When England won the rugby world cup in 2003, it was the culmination of six years of driven effort by the coach, Clive (now Sir Clive) Woodward and his squad. The team’s victory had built on a steady improvement in the performance of the team, and it seemed that English rugby would finally dominate the game for a decade or more.
However, it didn’t work out that way. Key players retired, the coaching staff changed and the mix of skill, determination and teamwork that had characterised the team’s success seemed to simply melt away. In fact, the last-minute drop goal from Jonny Wilkinson’s that defeated Australia signalled the decline of the England team as much as it defined the team’s greatest victory.
Contrast the English rugby team with the country’s leading soccer team, Manchester United. The manager, Alex (now Sir Alex) Ferguson has led the team since 1986, unprecedented in the modern professional game where the average tenure of a football manager is a couple of years. At the time of writing, Ferguson has led the club to two UEFA Champions’ League titles, 11 Premier League victories, five FA Cup triumphs and 16 other recognised titles and honours.
Where the English rugby team were able to climb the mountain once, before quickly returning to base camp, Manchester United have managed to stay at high altitude and repeat their success year after year.
I see the same differences in the business organisations I work with. Some, like the English rugby team, are able to achieve a certain level of success but simply cannot sustain it and quickly return to the pack of competitors that are pursuing them. A critical few, however, seem able to use their success as a launch pad for further growth, rather than as the end of their mission.
But what makes the difference between those businesses that are like shooting stars, shining brightly for a moment before disappearing from view, from those true stars that shine brightly every night?

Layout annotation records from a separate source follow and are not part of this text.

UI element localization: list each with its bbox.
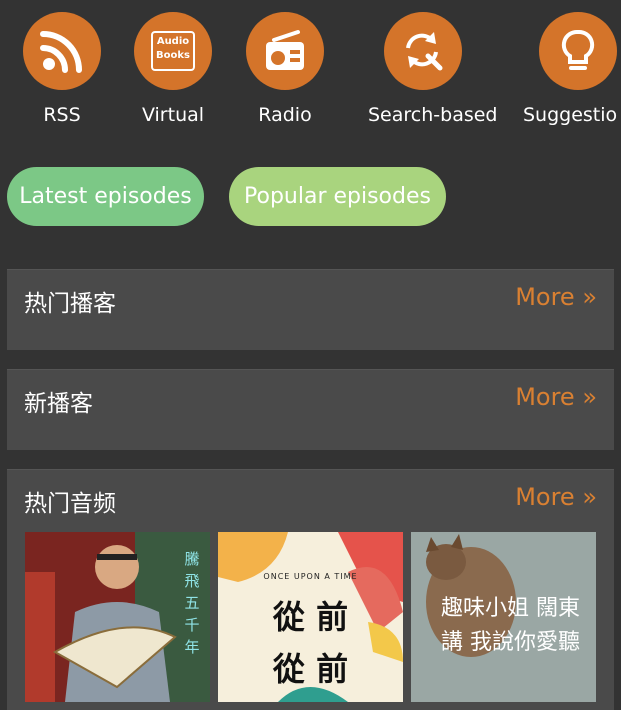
category-rss-label: RSS: [43, 104, 81, 126]
audiobooks-icon-text-2: Books: [156, 50, 190, 61]
section-hot-audio: 热门音频 More » 騰飛五千年 ONCE UPON A TIME 從 前 從…: [7, 469, 614, 710]
cover-handwritten-title: 趣味小姐 闊東講 我說你愛聽: [441, 596, 580, 655]
more-link[interactable]: More »: [515, 383, 597, 411]
cover-kicker: ONCE UPON A TIME: [263, 572, 358, 581]
category-virtual[interactable]: Audio Books Virtual: [118, 12, 228, 126]
section-title: 新播客: [24, 391, 93, 417]
latest-episodes-chip[interactable]: Latest episodes: [7, 167, 204, 226]
audiobooks-icon: Audio Books: [134, 12, 212, 90]
category-radio-label: Radio: [258, 104, 312, 126]
category-row: RSS Audio Books Virtual Radio Search-bas…: [0, 0, 621, 140]
category-search-based[interactable]: Search-based: [368, 12, 498, 126]
cover-item[interactable]: ONCE UPON A TIME 從 前 從 前: [218, 532, 403, 702]
section-title: 热门音频: [24, 491, 116, 517]
cover-title-line-1: 從 前: [272, 598, 349, 636]
category-suggestions-label: Suggestio: [523, 104, 618, 126]
cover-list: 騰飛五千年 ONCE UPON A TIME 從 前 從 前 趣味小姐 闊東講 …: [25, 532, 597, 702]
category-search-based-label: Search-based: [368, 104, 498, 126]
more-link[interactable]: More »: [515, 483, 597, 511]
lightbulb-icon: [539, 12, 617, 90]
section-hot-podcasts: 热门播客 More »: [7, 269, 614, 350]
popular-episodes-chip[interactable]: Popular episodes: [229, 167, 446, 226]
category-rss[interactable]: RSS: [7, 12, 117, 126]
audiobooks-icon-text-1: Audio: [156, 36, 190, 47]
more-link[interactable]: More »: [515, 283, 597, 311]
section-title: 热门播客: [24, 291, 116, 317]
category-suggestions[interactable]: Suggestio: [523, 12, 621, 126]
search-refresh-icon: [384, 12, 462, 90]
category-virtual-label: Virtual: [141, 104, 205, 126]
cover-title-line-2: 從 前: [272, 650, 349, 688]
cover-item[interactable]: 騰飛五千年: [25, 532, 210, 702]
cover-title-vertical: 騰飛五千年: [184, 550, 200, 656]
radio-icon: [246, 12, 324, 90]
rss-icon: [23, 12, 101, 90]
category-radio[interactable]: Radio: [230, 12, 340, 126]
cover-item[interactable]: 趣味小姐 闊東講 我說你愛聽: [411, 532, 596, 702]
section-new-podcasts: 新播客 More »: [7, 369, 614, 450]
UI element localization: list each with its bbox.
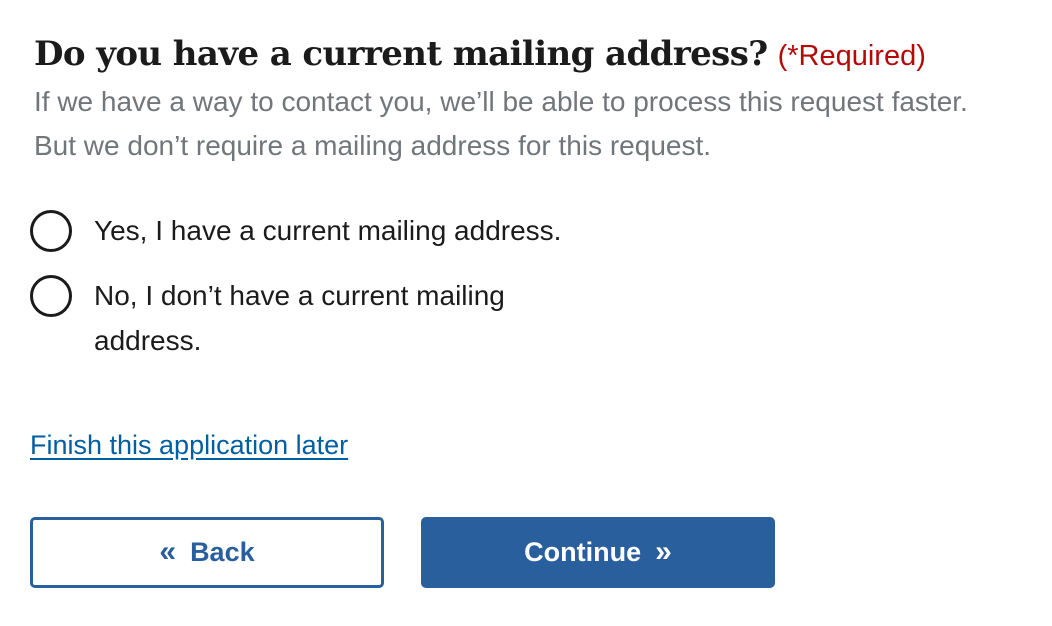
radio-group: Yes, I have a current mailing address. N… (30, 210, 584, 363)
radio-label-yes[interactable]: Yes, I have a current mailing address. (94, 208, 561, 253)
continue-button-label: Continue (524, 537, 642, 567)
mailing-address-question: Do you have a current mailing address? (… (34, 34, 1024, 168)
back-button[interactable]: « Back (30, 517, 384, 588)
radio-button-yes[interactable] (30, 210, 72, 252)
question-hint: If we have a way to contact you, we’ll b… (34, 86, 968, 161)
question-title: Do you have a current mailing address? (34, 34, 768, 74)
radio-button-no[interactable] (30, 275, 72, 317)
double-chevron-left-icon: « (159, 534, 177, 568)
radio-option-yes[interactable]: Yes, I have a current mailing address. (30, 210, 584, 253)
continue-button[interactable]: Continue » (421, 517, 775, 588)
radio-label-no[interactable]: No, I don’t have a current mailing addre… (94, 273, 584, 363)
finish-later-link[interactable]: Finish this application later (30, 426, 348, 464)
question-legend: Do you have a current mailing address? (… (34, 34, 1024, 74)
required-label: (*Required) (777, 40, 926, 72)
radio-option-no[interactable]: No, I don’t have a current mailing addre… (30, 275, 584, 363)
back-button-label: Back (190, 537, 255, 567)
double-chevron-right-icon: » (655, 534, 672, 568)
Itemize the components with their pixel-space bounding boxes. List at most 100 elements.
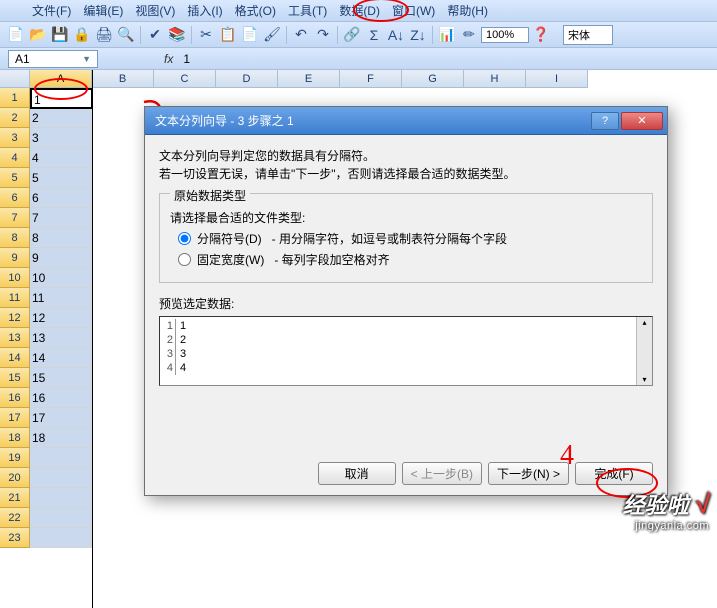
dialog-help-button[interactable]: ?	[591, 112, 619, 130]
cell-A3[interactable]: 3	[30, 128, 92, 148]
row-header-16[interactable]: 16	[0, 388, 30, 408]
preview-icon[interactable]: 🔍	[116, 25, 136, 45]
cell-A22[interactable]	[30, 508, 92, 528]
cell-A2[interactable]: 2	[30, 108, 92, 128]
cell-A4[interactable]: 4	[30, 148, 92, 168]
cell-A17[interactable]: 17	[30, 408, 92, 428]
column-header-G[interactable]: G	[402, 70, 464, 88]
row-header-7[interactable]: 7	[0, 208, 30, 228]
permission-icon[interactable]: 🔒	[72, 25, 92, 45]
undo-icon[interactable]: ↶	[291, 25, 311, 45]
column-header-C[interactable]: C	[154, 70, 216, 88]
cell-A20[interactable]	[30, 468, 92, 488]
cell-A15[interactable]: 15	[30, 368, 92, 388]
cell-A18[interactable]: 18	[30, 428, 92, 448]
font-input[interactable]: 宋体	[563, 25, 613, 45]
spell-icon[interactable]: ✔	[145, 25, 165, 45]
drawing-icon[interactable]: ✏	[459, 25, 479, 45]
dialog-close-button[interactable]: ✕	[621, 112, 663, 130]
row-header-8[interactable]: 8	[0, 228, 30, 248]
cell-A11[interactable]: 11	[30, 288, 92, 308]
column-header-B[interactable]: B	[92, 70, 154, 88]
row-header-23[interactable]: 23	[0, 528, 30, 548]
name-box[interactable]: A1 ▼	[8, 50, 98, 68]
radio-delimited[interactable]	[178, 232, 191, 245]
row-header-20[interactable]: 20	[0, 468, 30, 488]
row-header-17[interactable]: 17	[0, 408, 30, 428]
row-header-9[interactable]: 9	[0, 248, 30, 268]
copy-icon[interactable]: 📋	[218, 25, 238, 45]
row-header-10[interactable]: 10	[0, 268, 30, 288]
radio-fixed-row[interactable]: 固定宽度(W) - 每列字段加空格对齐	[178, 251, 642, 268]
cell-A19[interactable]	[30, 448, 92, 468]
row-header-12[interactable]: 12	[0, 308, 30, 328]
row-header-18[interactable]: 18	[0, 428, 30, 448]
format-painter-icon[interactable]: 🖌	[262, 25, 282, 45]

There are many great business books that define what makes companies achieve breakthrough levels of performance – for example, In Search of Excellence by Tom Peters and Bob Waterman and Good To Great by Jim Collins. As we shall see, however, many of the companies quoted in these books subsequently fall from the pedestals on which they’ve been placed.
Massive differentiation and operating excellence – two critical drivers of success – are only relevant at a point in time. There is a third factor that is often overlooked by managers and writers alike, and that is agility. An organisation’s ability to periodically reinvent itself and to find new ways to grow is the missing link between companies that can achieve high levels of performance for a brief time and those that dominate their markets for sustained periods.
But even where writers recognise the importance of agility, there is precious little practical guidance as to how business leaders can take pragmatic steps to drive their company’s ongoing success.
We need to remove the mystery out of how to create a high-performing and agile business, and give our leaders practical tools and approaches to help them sustain performance. Agility, on its own, will not create success, but without it your performance will wane and decline.
Which sports team is your business most like – the England rugby team or Manchester United?